While Canin was teaching at the Oberlin Conservatory in 1961, he joined the Chamber Symphony of Philadelphia and participated in recordings and a national tour, “playing the Mendelssohn 19 times in 20 days.”

It was in Philadelphia that the call came from San Francisco, followed by a meeting with Seiji Ozawa in 1969, that brought Canin to the city for good.

When Davies Hall opened in 1980, enabling full seasons for the city's separate symphonic, opera and ballet orchestras (as the three no longer needed to share the Opera House), SF Symphony Music Director Edo de Waart replaced Canin because “as any music director, he wanted to have ‘his own’ concertmaster,'' Canin recollected kindly.  

At that point, a new door opened for Canin in Hollywood when he took on the role of concertmaster at LA Opera from 2001 to 2010. The chair is now endowed in Canin’s name, and last week, the company appointed violinist Alyssa Park as the orchestra’s “Stuart Canin concertmaster.”

When Canin returned to the Bay Area, he taught at the SF Conservatory of Music, played solo engagements, and took the first chair in various area orchestras, including the Berkeley Symphony.

When Canin joined the founding members of the conductorless New Century Chamber Orchestra in 1992, he brought a “mature presence” to a group of very talented and very young musicians.

One of them, violist and composer Kurt Rohde, was in awe of Canin’s “youthful attitude” that ranged from the music director’s support for new composers (Canin had an important role in the realization of Rohde's Occulus and other works) to his insistence on standing during rehearsals when musicians four decades younger would prefer to make themselves comfortable.

New Century’s current music director, Daniel Hope, speaks of his predecessor as a “legend,” with admiration and affection.

Parker Monroe, who took on the role of NCCO’s Executive Director in 1996, recalls working with Canin during the ensemble’s early years:

“We planned subscription seasons together and did several tours in the United States. We travelled to New York together for the Grammy Awards ceremony when the New Century recording of Shostakovich’s music, titled Written With the Heart’s Blood, was a Grammy Award finalist.

“Of all the music directors I ever worked with and for, he was my favorite. He was authoritative, focused, and occasionally stern and dismissive of my sometimes bad ideas. But he also had a fabulous and ever-present sense of humor, finely honed from all those years as a kid on the radio in New York. 

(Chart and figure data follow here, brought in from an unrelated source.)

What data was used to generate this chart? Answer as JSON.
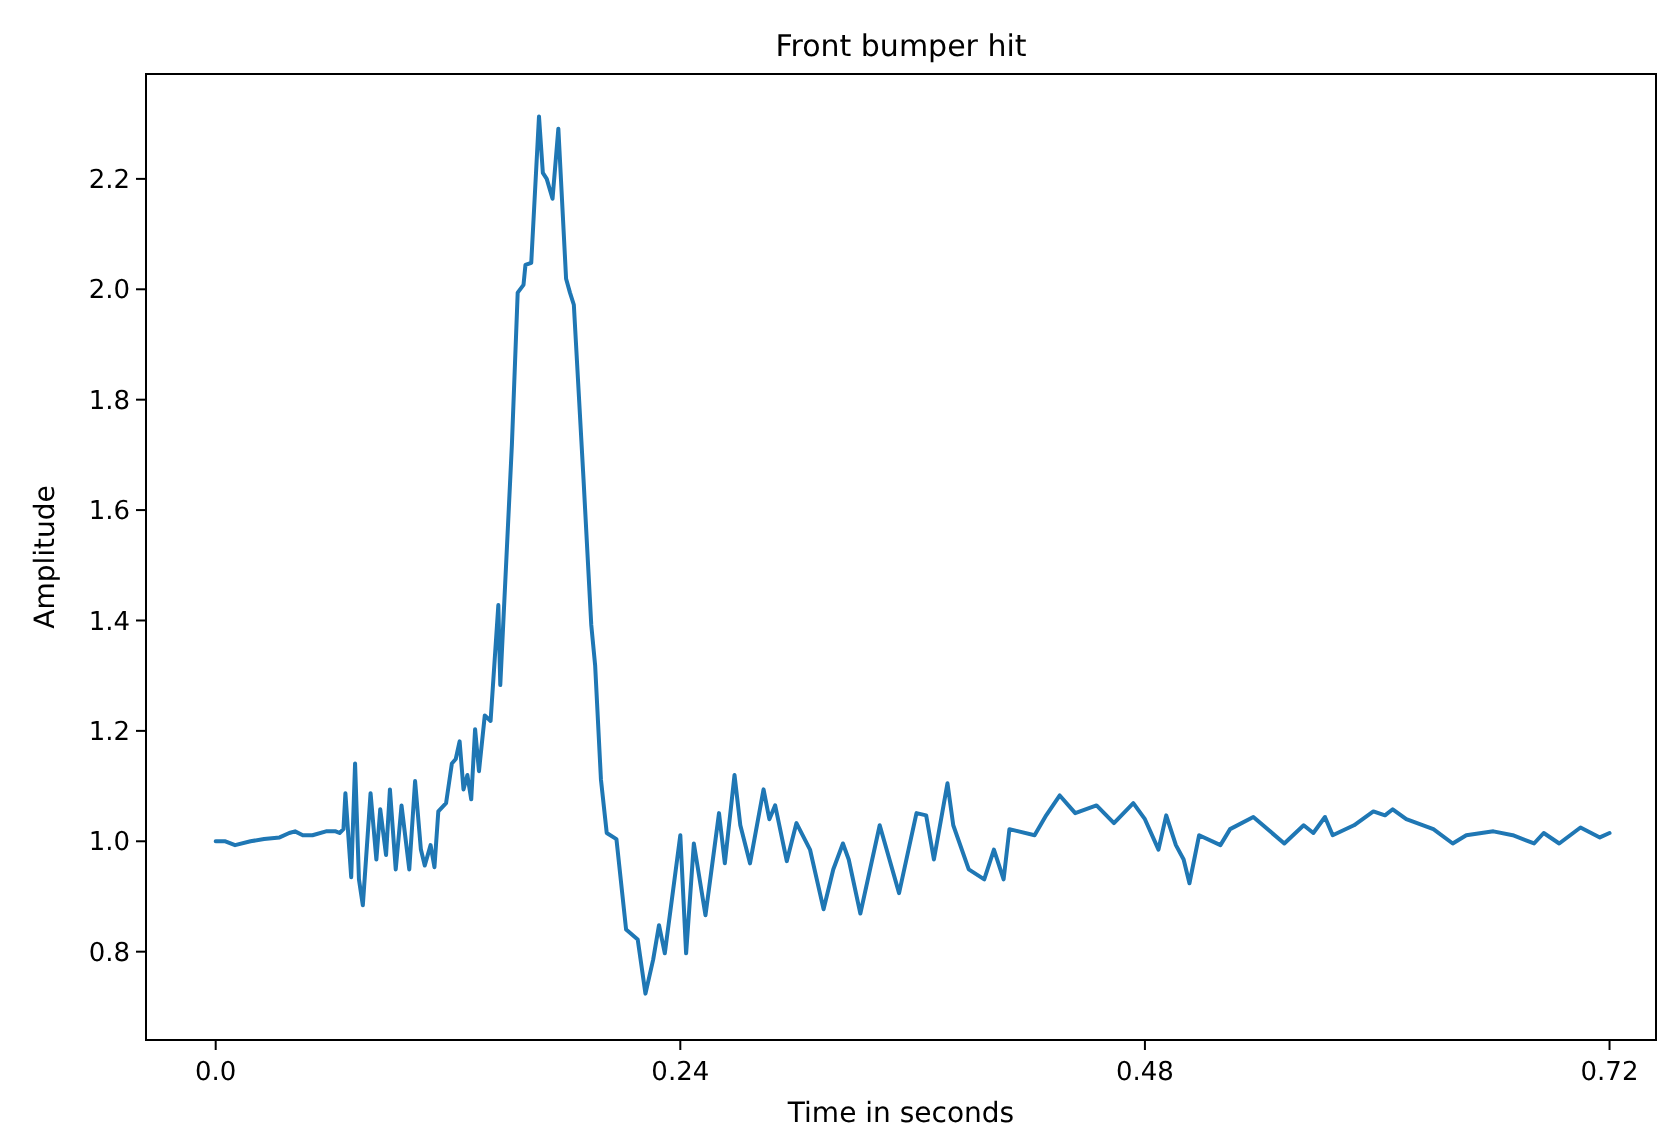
{
  "chart_data": {
    "type": "line",
    "title": "Front bumper hit",
    "xlabel": "Time in seconds",
    "ylabel": "Amplitude",
    "xlim": [
      -0.036,
      0.744
    ],
    "ylim": [
      0.64,
      2.39
    ],
    "xticks": [
      {
        "value": 0,
        "label": "0.0"
      },
      0.24,
      0.48,
      0.72
    ],
    "yticks": [
      {
        "value": 0.8,
        "label": "0.8"
      },
      {
        "value": 1.0,
        "label": "1.0"
      },
      1.2,
      1.4,
      1.6,
      1.8,
      {
        "value": 2.0,
        "label": "2.0"
      },
      2.2
    ],
    "series": [
      {
        "color": "#1f77b4",
        "x": [
          0,
          0.005,
          0.01,
          0.018,
          0.025,
          0.033,
          0.038,
          0.041,
          0.045,
          0.05,
          0.057,
          0.062,
          0.064,
          0.066,
          0.067,
          0.07,
          0.072,
          0.074,
          0.076,
          0.08,
          0.083,
          0.085,
          0.088,
          0.09,
          0.093,
          0.096,
          0.1,
          0.103,
          0.106,
          0.108,
          0.111,
          0.113,
          0.115,
          0.119,
          0.122,
          0.124,
          0.126,
          0.128,
          0.13,
          0.132,
          0.134,
          0.136,
          0.139,
          0.142,
          0.146,
          0.147,
          0.153,
          0.156,
          0.159,
          0.16,
          0.163,
          0.167,
          0.169,
          0.171,
          0.174,
          0.177,
          0.181,
          0.183,
          0.185,
          0.19,
          0.194,
          0.196,
          0.199,
          0.202,
          0.207,
          0.212,
          0.218,
          0.222,
          0.226,
          0.229,
          0.232,
          0.24,
          0.243,
          0.247,
          0.253,
          0.26,
          0.263,
          0.268,
          0.271,
          0.276,
          0.283,
          0.286,
          0.289,
          0.295,
          0.3,
          0.307,
          0.314,
          0.319,
          0.324,
          0.327,
          0.333,
          0.343,
          0.353,
          0.362,
          0.367,
          0.371,
          0.378,
          0.381,
          0.389,
          0.397,
          0.402,
          0.407,
          0.41,
          0.423,
          0.429,
          0.436,
          0.444,
          0.455,
          0.464,
          0.474,
          0.48,
          0.487,
          0.491,
          0.496,
          0.5,
          0.503,
          0.508,
          0.519,
          0.524,
          0.536,
          0.552,
          0.562,
          0.567,
          0.573,
          0.577,
          0.588,
          0.598,
          0.604,
          0.608,
          0.615,
          0.629,
          0.639,
          0.646,
          0.66,
          0.67,
          0.681,
          0.686,
          0.694,
          0.705,
          0.715,
          0.72
        ],
        "values": [
          1.0,
          1.0,
          0.993,
          1.0,
          1.004,
          1.007,
          1.015,
          1.018,
          1.011,
          1.011,
          1.018,
          1.018,
          1.015,
          1.022,
          1.087,
          0.935,
          1.141,
          0.931,
          0.884,
          1.087,
          0.967,
          1.058,
          0.975,
          1.094,
          0.949,
          1.065,
          0.949,
          1.109,
          0.985,
          0.956,
          0.993,
          0.953,
          1.054,
          1.069,
          1.141,
          1.149,
          1.181,
          1.094,
          1.12,
          1.076,
          1.203,
          1.127,
          1.228,
          1.218,
          1.428,
          1.283,
          1.718,
          1.994,
          2.008,
          2.044,
          2.048,
          2.313,
          2.211,
          2.2,
          2.164,
          2.291,
          2.019,
          1.994,
          1.972,
          1.656,
          1.392,
          1.319,
          1.112,
          1.015,
          1.004,
          0.84,
          0.822,
          0.724,
          0.786,
          0.848,
          0.797,
          1.011,
          0.797,
          0.996,
          0.866,
          1.051,
          0.96,
          1.12,
          1.029,
          0.96,
          1.094,
          1.04,
          1.065,
          0.964,
          1.033,
          0.985,
          0.877,
          0.949,
          0.996,
          0.967,
          0.869,
          1.029,
          0.906,
          1.051,
          1.047,
          0.967,
          1.105,
          1.029,
          0.949,
          0.931,
          0.985,
          0.931,
          1.022,
          1.011,
          1.047,
          1.083,
          1.051,
          1.065,
          1.033,
          1.069,
          1.04,
          0.985,
          1.047,
          0.993,
          0.967,
          0.924,
          1.011,
          0.993,
          1.022,
          1.044,
          0.996,
          1.029,
          1.015,
          1.044,
          1.011,
          1.029,
          1.054,
          1.047,
          1.058,
          1.04,
          1.022,
          0.996,
          1.011,
          1.018,
          1.011,
          0.996,
          1.015,
          0.996,
          1.025,
          1.007,
          1.015
        ]
      }
    ]
  }
}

“I remember once nervously introducing him at an after-concert function at the Osher Marin JCC, saying he played a Stradivarius from 1699, to which he immediately rejoined, ‘Marked down from $17.99!’ The audience loved it because it was funny all by itself and also played so effectively off the nervous young executive director’s earnestness.”

When Canin left New Century, board president Paula Gambs said that “Stuart's contribution to NCCO cannot be exaggerated. He will be leaving us with such a strong legacy that it will allow us to move forward into the next century with confidence and zeal.”